Luis de la Fuente no necesitó levantar la voz para agitar el debate alrededor de Lamine Yamal. Su elogio sonó medido, pero dejó una carga difícil de rebajar.
El extremo del Barça vive una exposición que ya supera la promesa de cantera. En la selección española, su talento precoz encuentra eco inmediato, mientras cada control orientado y cada pausa ante el lateral alimentan una comparación con Messi que nadie maneja con comodidad. No por copia, sino por vértigo. La frase quedó ahí, demasiado cerca del abismo.

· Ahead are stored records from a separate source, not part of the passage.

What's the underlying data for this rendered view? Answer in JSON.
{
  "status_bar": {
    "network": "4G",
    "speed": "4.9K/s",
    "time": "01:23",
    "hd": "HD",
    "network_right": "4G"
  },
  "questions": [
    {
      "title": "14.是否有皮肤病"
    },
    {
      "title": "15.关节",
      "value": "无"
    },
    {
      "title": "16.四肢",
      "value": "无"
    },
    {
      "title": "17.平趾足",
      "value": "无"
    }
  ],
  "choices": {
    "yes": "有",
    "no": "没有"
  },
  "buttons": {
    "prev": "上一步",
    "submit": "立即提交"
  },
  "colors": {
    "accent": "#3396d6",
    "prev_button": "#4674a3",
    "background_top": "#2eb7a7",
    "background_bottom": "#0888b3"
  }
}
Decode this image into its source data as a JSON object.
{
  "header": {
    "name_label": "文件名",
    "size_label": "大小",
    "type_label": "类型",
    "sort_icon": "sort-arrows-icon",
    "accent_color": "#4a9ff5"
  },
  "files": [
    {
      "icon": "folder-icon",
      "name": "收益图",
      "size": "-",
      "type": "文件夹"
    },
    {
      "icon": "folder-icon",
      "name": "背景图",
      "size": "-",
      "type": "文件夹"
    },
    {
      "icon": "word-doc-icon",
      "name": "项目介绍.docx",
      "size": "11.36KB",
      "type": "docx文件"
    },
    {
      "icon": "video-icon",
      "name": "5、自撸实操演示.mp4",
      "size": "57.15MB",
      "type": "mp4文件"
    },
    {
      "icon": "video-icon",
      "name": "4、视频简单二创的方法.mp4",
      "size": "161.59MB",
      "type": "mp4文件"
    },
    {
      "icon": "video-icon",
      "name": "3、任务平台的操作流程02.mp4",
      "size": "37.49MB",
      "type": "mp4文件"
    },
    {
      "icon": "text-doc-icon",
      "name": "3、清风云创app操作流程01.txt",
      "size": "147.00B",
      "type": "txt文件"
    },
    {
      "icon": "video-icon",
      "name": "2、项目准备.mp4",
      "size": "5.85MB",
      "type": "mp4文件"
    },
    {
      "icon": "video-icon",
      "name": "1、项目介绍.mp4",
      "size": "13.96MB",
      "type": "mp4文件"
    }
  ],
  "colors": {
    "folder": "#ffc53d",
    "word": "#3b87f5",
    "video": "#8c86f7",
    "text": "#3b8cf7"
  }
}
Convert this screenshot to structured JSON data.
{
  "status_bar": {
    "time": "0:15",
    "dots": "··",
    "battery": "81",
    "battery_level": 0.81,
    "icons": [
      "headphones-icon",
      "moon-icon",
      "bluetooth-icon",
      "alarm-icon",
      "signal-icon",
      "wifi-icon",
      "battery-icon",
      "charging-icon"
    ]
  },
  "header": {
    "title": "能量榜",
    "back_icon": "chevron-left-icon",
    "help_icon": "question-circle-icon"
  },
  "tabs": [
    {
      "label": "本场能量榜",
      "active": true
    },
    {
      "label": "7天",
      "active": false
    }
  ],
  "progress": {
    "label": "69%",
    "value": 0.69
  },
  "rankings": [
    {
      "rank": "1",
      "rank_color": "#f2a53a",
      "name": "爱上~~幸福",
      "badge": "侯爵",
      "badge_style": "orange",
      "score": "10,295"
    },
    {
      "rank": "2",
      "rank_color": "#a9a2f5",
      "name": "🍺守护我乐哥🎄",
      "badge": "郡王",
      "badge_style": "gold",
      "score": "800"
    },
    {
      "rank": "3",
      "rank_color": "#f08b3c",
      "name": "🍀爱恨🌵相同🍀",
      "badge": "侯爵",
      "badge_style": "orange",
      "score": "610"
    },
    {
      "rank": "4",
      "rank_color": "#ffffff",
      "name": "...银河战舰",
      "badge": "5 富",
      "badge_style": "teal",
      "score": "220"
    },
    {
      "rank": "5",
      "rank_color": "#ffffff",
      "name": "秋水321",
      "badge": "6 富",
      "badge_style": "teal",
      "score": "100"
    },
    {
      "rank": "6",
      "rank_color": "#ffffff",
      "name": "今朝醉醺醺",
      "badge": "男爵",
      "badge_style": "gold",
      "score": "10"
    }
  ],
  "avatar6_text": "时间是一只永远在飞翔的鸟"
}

Un talento que España ya trata como referencia
Lamine Yamal ya no aparece como una promesa que pide turno: en el Barça decide partidos y condiciona planes rivales. Su año lo ha llevado a ser tratado como jugador de temporada, con un peso ofensivo que desborda su edad.
De la Fuente lo mira ya como pieza de mando en la Roja. No lo reduce a la etiqueta de estrella del Barça: valora cómo sostiene una presión mediática brutal y cómo traslada su desparpajo al escenario mundial que España prepara.
Lamine tenía 16 años en la Eurocopa, ahora 18, soporta una presión mediática brutal y comete muy pocos errores.
Luis de la Fuente, en The Guardian
Por qué De la Fuente lo ve distinto a los demás
La explicación de De la Fuente no se queda en la estética del regate. Habla de un don innato, de esa lectura precoz que permite a Yamal acelerar, pausar o desafiar al lateral sin que el partido le cambie la cara.
Por eso la alusión a Messi no funciona como corona anticipada. El técnico coloca a ambos entre los genios del fútbol, por instinto y carácter audaz, aunque el recorrido de Yamal todavía se escribe domingo a domingo.
Hay futbolistas tocados por la varita de Dios. Messi lo estaba, Maradona lo estaba, y Lamine tiene algo de eso.
Luis de la Fuente, en The Guardian
Messi, la foto del calendario y una comparación que no se apaga
La imagen tomada en 2007 volvió a circular con fuerza cuando Yamal explotó en la élite. Allí, Messi, con 20 años, aparece junto al niño en un calendario benéfico impulsado por Diario Sport y UNICEF, una escena que hoy parece escrita con tinta de leyenda.
Mejor leerla con calma, sin convertir aquel bebé en brazos en heredero obligatorio de nadie. La comparación alimenta el relato, pero una sucesión imposible dañaría más que ayuda; su valor nace de lo que Yamal produce como símbolo futbolístico propio.